The Crown Gall Breakthrough
As the events described in chapters 1 and 2 were unfolding, another avenue to introduce foreign DNA into plants was being discovered: the now classical Agrobactrerium-mediated gene transfer process. Thus, the first unequivocal demonstration that DNA can be transferred to plant cells came in fact from the study of a seemingly mundane plant pathogen, the soil bacterium Agrobacterium tumefaciens. Although fundamentally different from the notion that plants could conceivably be genetically transformed by uptake of isolated DNA, this new gene transfer process gave confidence that DNAmediated transformation might one day become a reality as well. However, the study of Agrobacterium and crown gall was not originally intended to lead to the genetic transformation of plants; this became a goal only after the nature of crown gall disease had been partially understood.

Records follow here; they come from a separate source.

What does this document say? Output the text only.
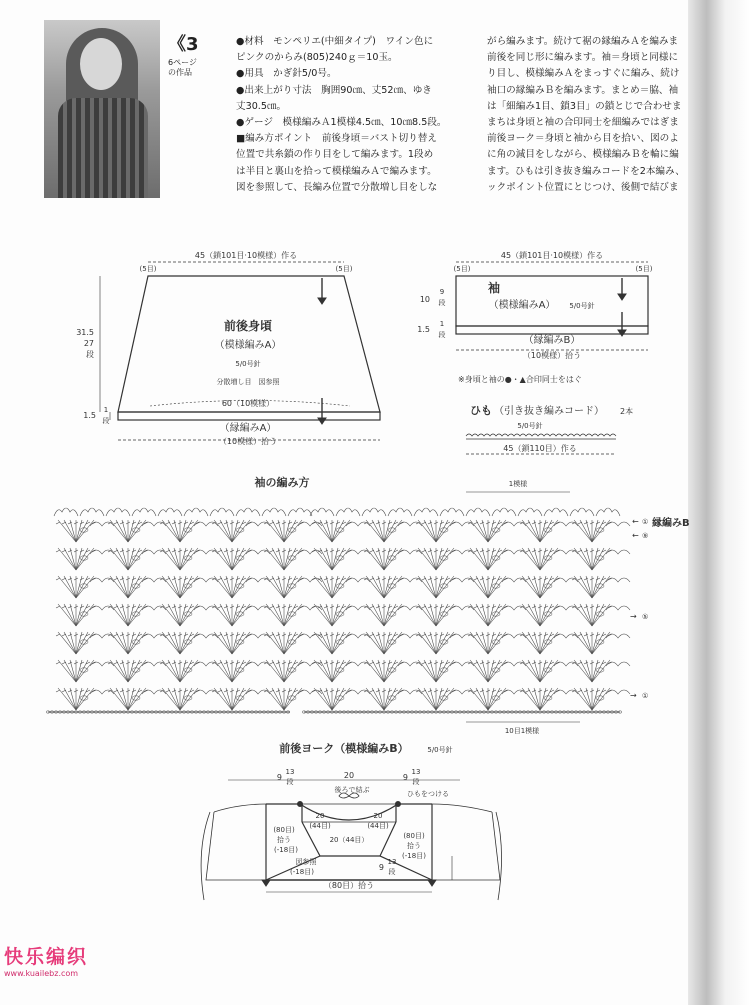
《3
6ページ
の作品

●材料　モンペリエ(中細タイプ)　ワイン色に

ピンクのからみ(805)240ｇ＝10玉。

●用具　かぎ針5/0号。

●出来上がり寸法　胸囲90㎝、丈52㎝、ゆき

丈30.5㎝。

●ゲージ　模様編みＡ1模様4.5㎝、10㎝8.5段。

■編み方ポイント　前後身頃＝バスト切り替え

位置で共糸鎖の作り目をして編みます。1段め

は半目と裏山を拾って模様編みＡで編みます。

図を参照して、長編み位置で分散増し目をしな

がら編みます。続けて裾の縁編みＡを編みま

前後を同じ形に編みます。袖＝身頃と同様に

り目し、模様編みＡをまっすぐに編み、続け

袖口の縁編みＢを編みます。まとめ＝脇、袖

は「細編み1目、鎖3目」の鎖とじで合わせま

まちは身頃と袖の合印同士を細編みではぎま

前後ヨーク＝身頃と袖から目を拾い、図のよ

に角の減目をしながら、模様編みＢを輪に編

ます。ひもは引き抜き編みコードを2本編み、

ックポイント位置にとじつけ、後側で結びま

45（鎖101目·10模様）作る
(5目)	(5目)
前後身頃
（模様編みA）
5/0号針
分散増し目　図参照
60（10模様）
（縁編みA）
（10模様）拾う
31.5
27
段
1.5
1
段
45（鎖101目·10模様）作る
(5目)	(5目)
袖
（模様編みA） 5/0号針
（縁編みB）
（10模様）拾う
10
9
段
1.5
1
段
※身頃と袖の●・▲合印同士をはぐ
ひも （引き抜き編みコード） 2本
5/0号針
45（鎖110目）作る
袖の編み方	1模様
10目1模様
①
← 縁編みB
⑨
←
⑤
→
①
→
前後ヨーク（模様編みB）	5/0号針
9
13
段
20	9
13
段
後ろで結ぶ	ひもをつける
20
(44目)
20
(44目)
20（44目）
(80目)
拾う
(-18目)
(80目)
拾う
(-18目)
図参照
(-18目)	9
13
段
（80目）拾う
快乐编织
www.kuailebz.com
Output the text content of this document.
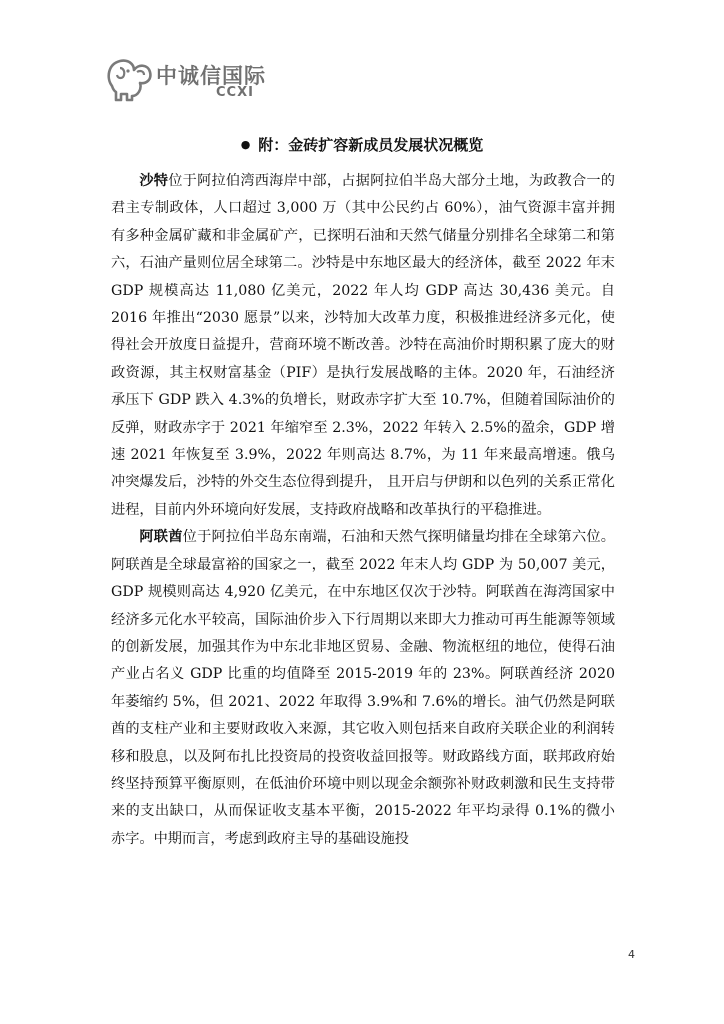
中诚信国际
CCXI
● 附：金砖扩容新成员发展状况概览

沙特位于阿拉伯湾西海岸中部，占据阿拉伯半岛大部分土地，为政教合一的君主专制政体，人口超过 3,000 万（其中公民约占 60%），油气资源丰富并拥有多种金属矿藏和非金属矿产，已探明石油和天然气储量分别排名全球第二和第六，石油产量则位居全球第二。沙特是中东地区最大的经济体，截至 2022 年末 GDP 规模高达 11,080 亿美元，2022 年人均 GDP 高达 30,436 美元。自 2016 年推出“2030 愿景”以来，沙特加大改革力度，积极推进经济多元化，使得社会开放度日益提升，营商环境不断改善。沙特在高油价时期积累了庞大的财政资源，其主权财富基金（PIF）是执行发展战略的主体。2020 年，石油经济承压下 GDP 跌入 4.3%的负增长，财政赤字扩大至 10.7%，但随着国际油价的反弹，财政赤字于 2021 年缩窄至 2.3%，2022 年转入 2.5%的盈余，GDP 增速 2021 年恢复至 3.9%，2022 年则高达 8.7%，为 11 年来最高增速。俄乌冲突爆发后，沙特的外交生态位得到提升， 且开启与伊朗和以色列的关系正常化进程，目前内外环境向好发展，支持政府战略和改革执行的平稳推进。

阿联酋位于阿拉伯半岛东南端，石油和天然气探明储量均排在全球第六位。阿联酋是全球最富裕的国家之一，截至 2022 年末人均 GDP 为 50,007 美元，GDP 规模则高达 4,920 亿美元，在中东地区仅次于沙特。阿联酋在海湾国家中经济多元化水平较高，国际油价步入下行周期以来即大力推动可再生能源等领域的创新发展，加强其作为中东北非地区贸易、金融、物流枢纽的地位，使得石油产业占名义 GDP 比重的均值降至 2015-2019 年的 23%。阿联酋经济 2020 年萎缩约 5%，但 2021、2022 年取得 3.9%和 7.6%的增长。油气仍然是阿联酋的支柱产业和主要财政收入来源，其它收入则包括来自政府关联企业的利润转移和股息，以及阿布扎比投资局的投资收益回报等。财政路线方面，联邦政府始终坚持预算平衡原则，在低油价环境中则以现金余额弥补财政刺激和民生支持带来的支出缺口，从而保证收支基本平衡，2015-2022 年平均录得 0.1%的微小赤字。中期而言，考虑到政府主导的基础设施投

4
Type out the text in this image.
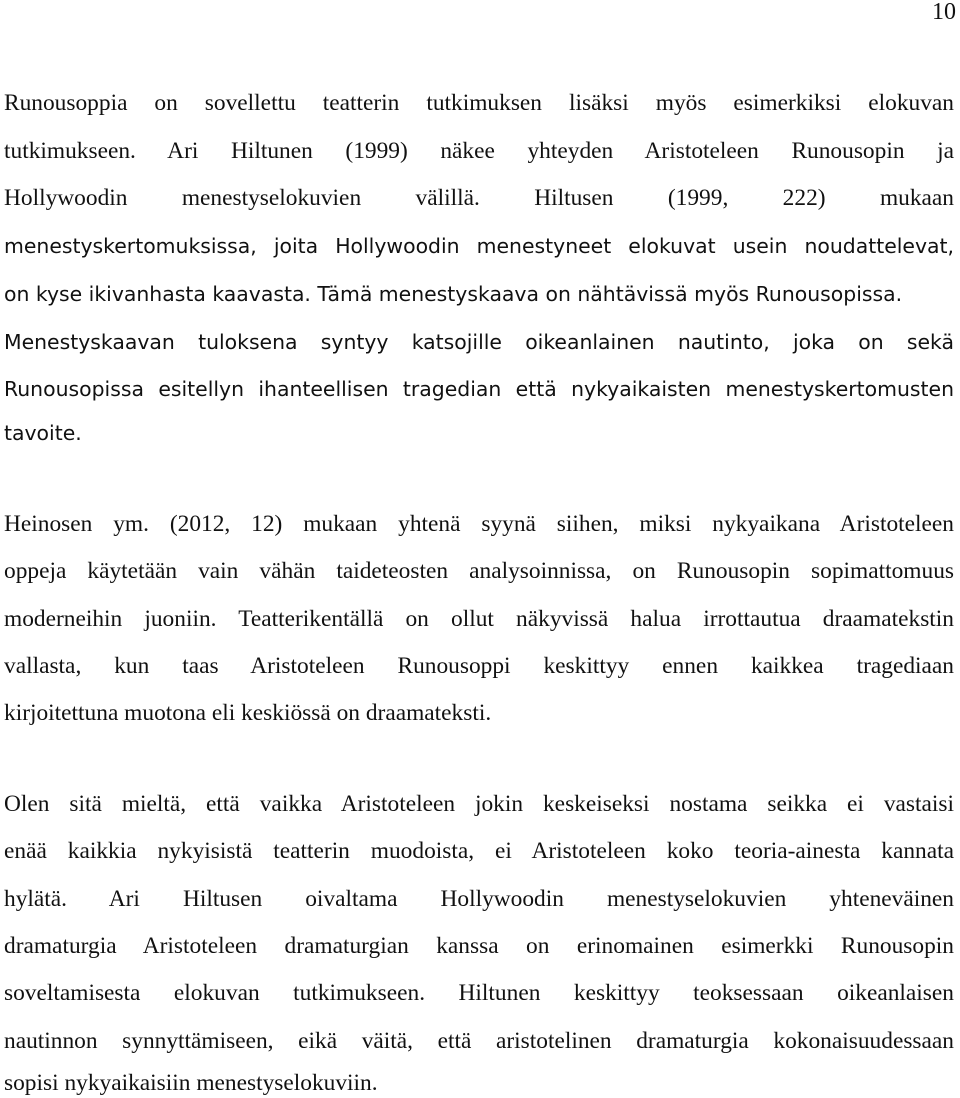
10
Runousoppia on sovellettu teatterin tutkimuksen lisäksi myös esimerkiksi elokuvan
tutkimukseen. Ari Hiltunen (1999) näkee yhteyden Aristoteleen Runousopin ja
Hollywoodin menestyselokuvien välillä. Hiltusen (1999, 222) mukaan
menestyskertomuksissa, joita Hollywoodin menestyneet elokuvat usein noudattelevat,
on kyse ikivanhasta kaavasta. Tämä menestyskaava on nähtävissä myös Runousopissa.
Menestyskaavan tuloksena syntyy katsojille oikeanlainen nautinto, joka on sekä
Runousopissa esitellyn ihanteellisen tragedian että nykyaikaisten menestyskertomusten
tavoite.
Heinosen ym. (2012, 12) mukaan yhtenä syynä siihen, miksi nykyaikana Aristoteleen
oppeja käytetään vain vähän taideteosten analysoinnissa, on Runousopin sopimattomuus
moderneihin juoniin. Teatterikentällä on ollut näkyvissä halua irrottautua draamatekstin
vallasta, kun taas Aristoteleen Runousoppi keskittyy ennen kaikkea tragediaan
kirjoitettuna muotona eli keskiössä on draamateksti.
Olen sitä mieltä, että vaikka Aristoteleen jokin keskeiseksi nostama seikka ei vastaisi
enää kaikkia nykyisistä teatterin muodoista, ei Aristoteleen koko teoria-ainesta kannata
hylätä. Ari Hiltusen oivaltama Hollywoodin menestyselokuvien yhteneväinen
dramaturgia Aristoteleen dramaturgian kanssa on erinomainen esimerkki Runousopin
soveltamisesta elokuvan tutkimukseen. Hiltunen keskittyy teoksessaan oikeanlaisen
nautinnon synnyttämiseen, eikä väitä, että aristotelinen dramaturgia kokonaisuudessaan
sopisi nykyaikaisiin menestyselokuviin.
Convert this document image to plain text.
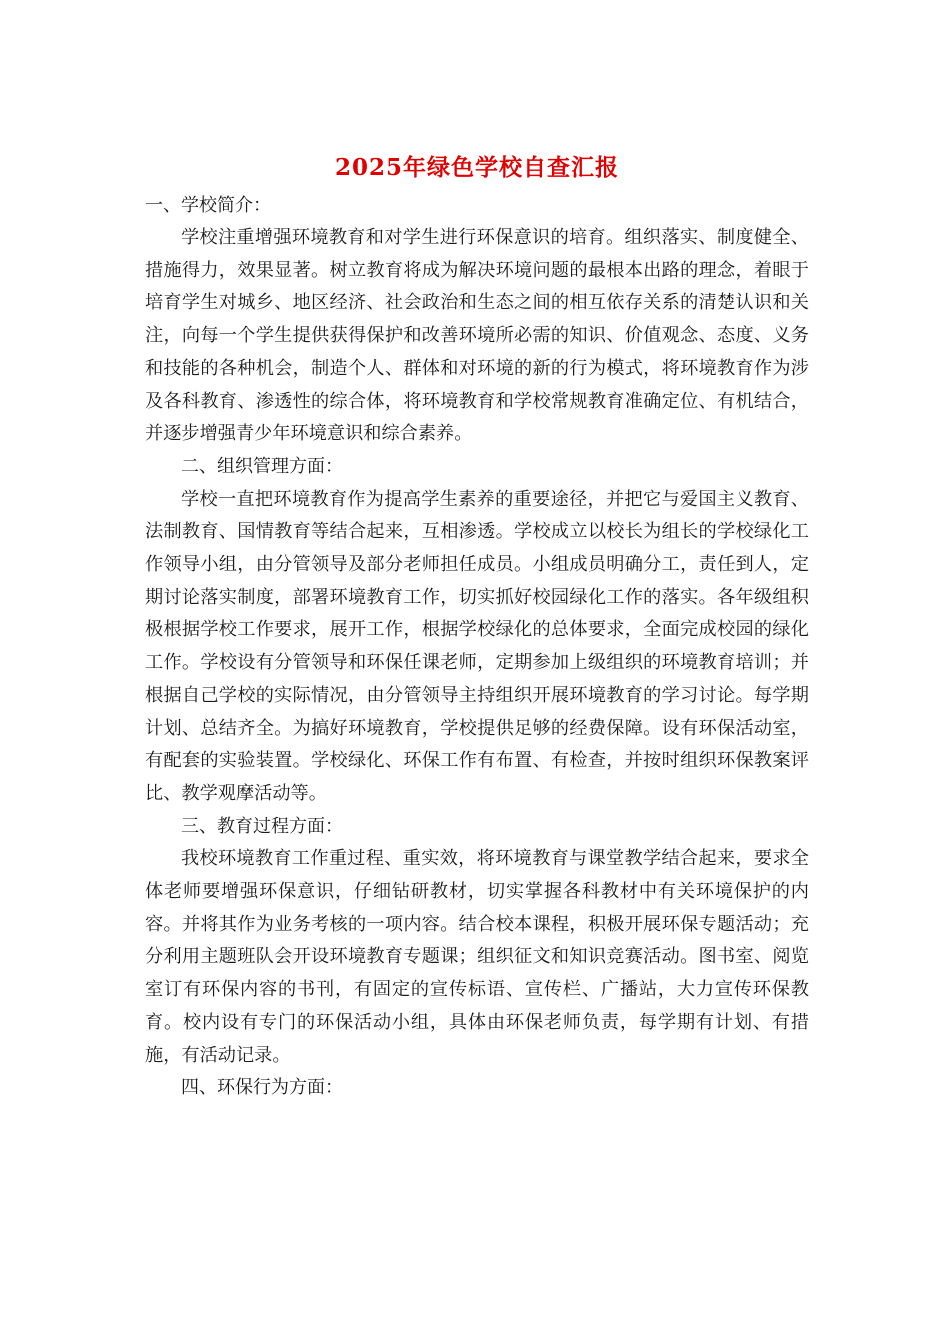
2025年绿色学校自查汇报

一、学校简介：

学校注重增强环境教育和对学生进行环保意识的培育。组织落实、制度健全、措施得力，效果显著。树立教育将成为解决环境问题的最根本出路的理念，着眼于培育学生对城乡、地区经济、社会政治和生态之间的相互依存关系的清楚认识和关注，向每一个学生提供获得保护和改善环境所必需的知识、价值观念、态度、义务和技能的各种机会，制造个人、群体和对环境的新的行为模式，将环境教育作为涉及各科教育、渗透性的综合体，将环境教育和学校常规教育准确定位、有机结合，并逐步增强青少年环境意识和综合素养。

二、组织管理方面：

学校一直把环境教育作为提高学生素养的重要途径，并把它与爱国主义教育、法制教育、国情教育等结合起来，互相渗透。学校成立以校长为组长的学校绿化工作领导小组，由分管领导及部分老师担任成员。小组成员明确分工，责任到人，定期讨论落实制度，部署环境教育工作，切实抓好校园绿化工作的落实。各年级组积极根据学校工作要求，展开工作，根据学校绿化的总体要求，全面完成校园的绿化工作。学校设有分管领导和环保任课老师，定期参加上级组织的环境教育培训；并根据自己学校的实际情况，由分管领导主持组织开展环境教育的学习讨论。每学期计划、总结齐全。为搞好环境教育，学校提供足够的经费保障。设有环保活动室，有配套的实验装置。学校绿化、环保工作有布置、有检查，并按时组织环保教案评比、教学观摩活动等。

三、教育过程方面：

我校环境教育工作重过程、重实效，将环境教育与课堂教学结合起来，要求全体老师要增强环保意识，仔细钻研教材，切实掌握各科教材中有关环境保护的内容。并将其作为业务考核的一项内容。结合校本课程，积极开展环保专题活动；充分利用主题班队会开设环境教育专题课；组织征文和知识竞赛活动。图书室、阅览室订有环保内容的书刊，有固定的宣传标语、宣传栏、广播站，大力宣传环保教育。校内设有专门的环保活动小组，具体由环保老师负责，每学期有计划、有措施，有活动记录。

四、环保行为方面：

It had been known since the turn of the century that A. tumefaciens was the causative agent of crown gall, a neoplastic disease of dicotyledonous plants, characterized by undifferentiated tumor formation, usually at the site of a wound (fig. 3.1). The work of Armin Braun of Rockefeller University in the 1940s clearly demonstrated that tumor tissue could be propagated in vitro under axenic conditions, meaning that once tumorigenesis has been incited, the causative agents, the bacteria, are no longer needed. Thus, A. tumefaciens is necessary for tumor initiation but not for tumor maintenance and proliferation. These cells are thus permanently [transformed.] Further, crown gall tumors can be propagated on defined culture medium without phytohormones, auxins, and cytokinins, conditions under which normal plant tissue (except habituated tissue, a very rare occurrence) will simply not survive. Also, tumors cannot be forced to redifferentiate into morphologically normal plants through the action of externally added plant hormones. Somehow, they are [stuck] in a permanent undifferentiated or semidifferentiated state.